The ones that decorated the top of the fridge

Since this is not realistic, I will push through and clean/organize the house instead today. I suppose I’ll finally get rid of the empty bottles too.

I wish I were a sloth.

Take care, friends.

With love,

J♡

Skipped Doses

I’m struggling these last couple days. I kind of knew it would happen, but was hoping it wouldn’t. I’m now sitting in that uncomfortable place of just existing and randomly bursting into tears and just a splash of irritability. Ugh, I know better than to skip my nightly dose of Duloxetine (antidepressant). At least this time around it was for a good reason…well, sort of.

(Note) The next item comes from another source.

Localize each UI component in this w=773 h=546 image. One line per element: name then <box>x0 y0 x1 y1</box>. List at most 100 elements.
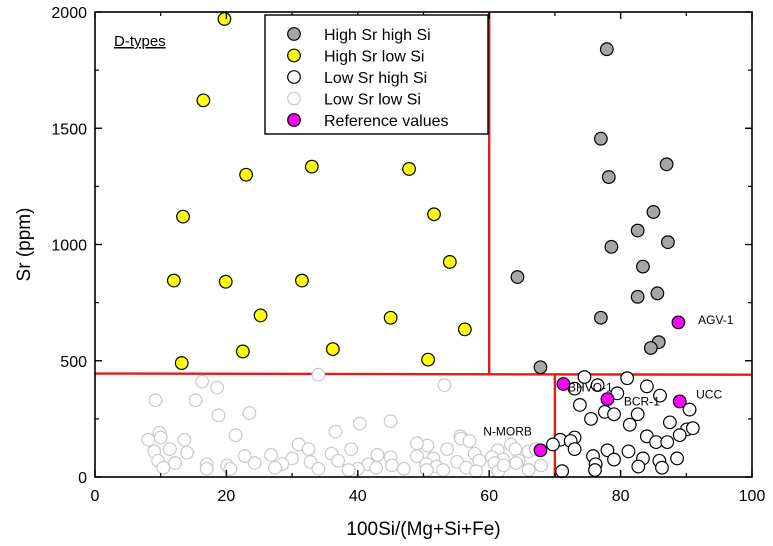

I only take it at night because it makes me drowsy and I already struggle with fatigue. I’ve noticed more and more lately, that when I take it any later than 7pm, I have a more difficult time waking up in the morning. On Sunday night, I accidentally missed my dose, but I woke up on time and got the kids ready and to school on time. Monday night and Tuesday morning, the same thing. Tuesday night, I took my dose late in the evening and Wednesday I slept through 10 alarms making the kids late for school. I do not want to be the reason that my kids have an excessive amount of tardiness at school, so Wednesday and Thursday, when I lost track of time and missed my 7:00pm dose, I skipped it altogether. I’m paying for it now, but at least the kids made it to school on time.

I am hopeful that next week will go much smoother and I will have my sh*t together. In the meantime, I’m so glad the weekend is here.

Thanks for letting me vent. I hope you all have a great weekend.